Ball-Screw vs. Rack-N-Pinion
Rack-n-Pinion Explained – Most machines in this price category use strait rack-n-pinion to drive the axes. It is a design where the teeth of a steel pinion gear are pushed into the teeth of a steel rack. The connection is metal on metal with grease applied, and sometimes the pinion will be a little softer so it will wear, since it is the easier component to change. The pinion spins in a bearing housing, is usually belt driven by the drive motor, and typically has no precision adjustment for tightening the belt or meshing the pinion into the rack. When tightening the belt or replacing a pinion a lot is left to your imagination. In some cases helical rack-n-pinion is used, and because the teeth are on an angle, backlash is reduced. It is a metal on metal, medium-to-high wear design, that has the potential to wear un-evenly. Over time, replacement of the rack, pinion or both is likely. It is hard to keep lash out of this system design. Pushing the pinion harder into the rack will usually result in stress on the drive motor, uneven wear, and quicker deterioration. The only way to truly eliminate backlash in a rack-n-pinion design is to use two drive motors with two pinions on the same rack with the second motor applying gentle motion in the opposite direction of the axis travel.
Ball-Screw Explained – A ball-screw design uses hardened steel rod, precision ground or cut with circular leads or grooves. A matching steel ball-nut is machined with the same lead/groove pitch as the screw and includes recirculating tubes. As the screw or ball-nut spins, steel ball bearings run down the matching leads of the ball-nut and screw and back to the top again through the recirculating tubes to start the process over. It is a low/even wear, precision ball bearing design that is sealed to keep out debris and easy to lubricate. Ball-screws are easy to dismantle and clean. As leads wear, a larger ball bearing can be applied to eliminate backlash, or two ball-nuts can be opposed and spring loaded to eliminate lash. Many ball-screws are cut with two sets of leads, so if one set wears the ball-nut can be spun onto the other lead set. It is not unusual in high demand applications for ball-screws to run problem free for 10 plus years.
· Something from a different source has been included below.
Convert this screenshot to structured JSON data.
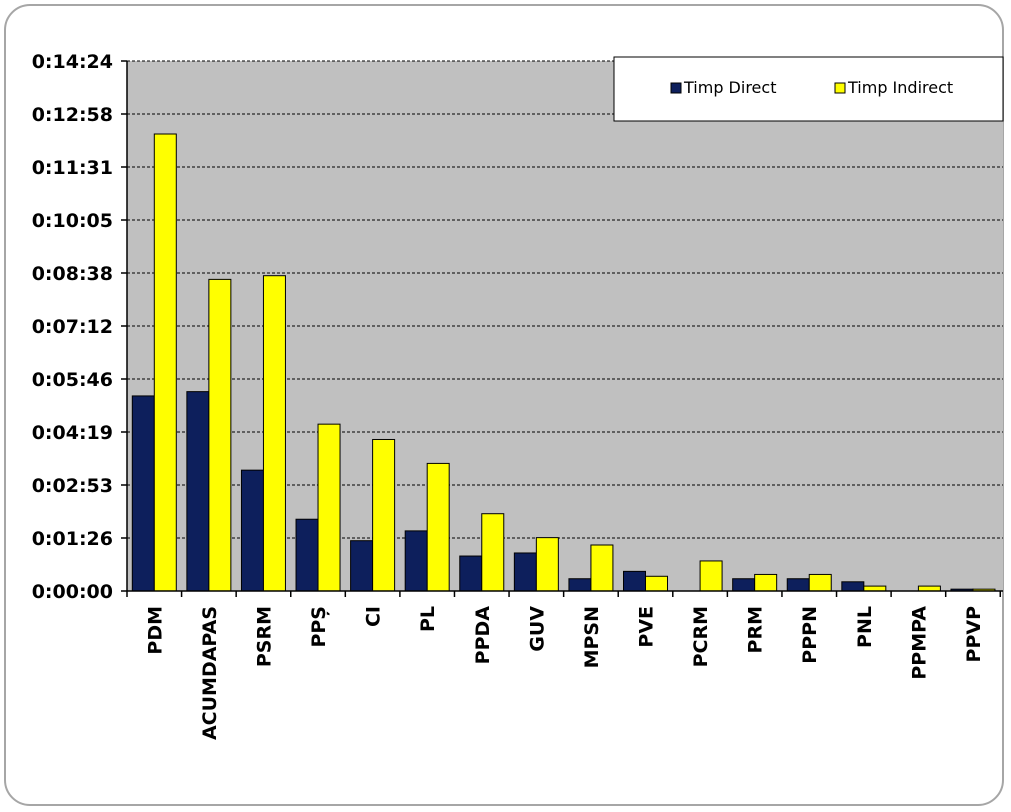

Rack-n-Pinion Applied On a moving gantry machine, a single drive motor design to drive the bridge is complicated. In this arrangement the drive motor spins a long shaft mounted in end bearing blocks with pinions on both ends meshed into racks on each side of the machine. Most machines use a dual drive motor, rack-n-pinion configuration to drive the gantry, one on each side. In either case, keeping the rack-n-pinion mechanics adjusted on both sides for optimum performance and wear can be tricky. Dual motor systems can also get out of sync, and tune, causing unpredictable results and machining of parts that aren’t square. Applying single rack-n-pinion drive systems on the cross bridge and vertical axes is strait forward. If you choose rack-n-pinion you better plan to become a fairly solid technician.
Ball-Screws Applied – Most machines in this category, including ours use a single, center ball-screw design to drive the moving gantry. The bridge frameworks is an elongated “O” design, connected to profiles rails on both side of the machine, which wraps around below the table. The ball-screw and ball-nut connect to the center of this framework under the table. It is a simple single drive design with no tuning issues, and the screw is below the table so debris buildup is virtually non-existent. If you want problem free, ball-screws are the way to go.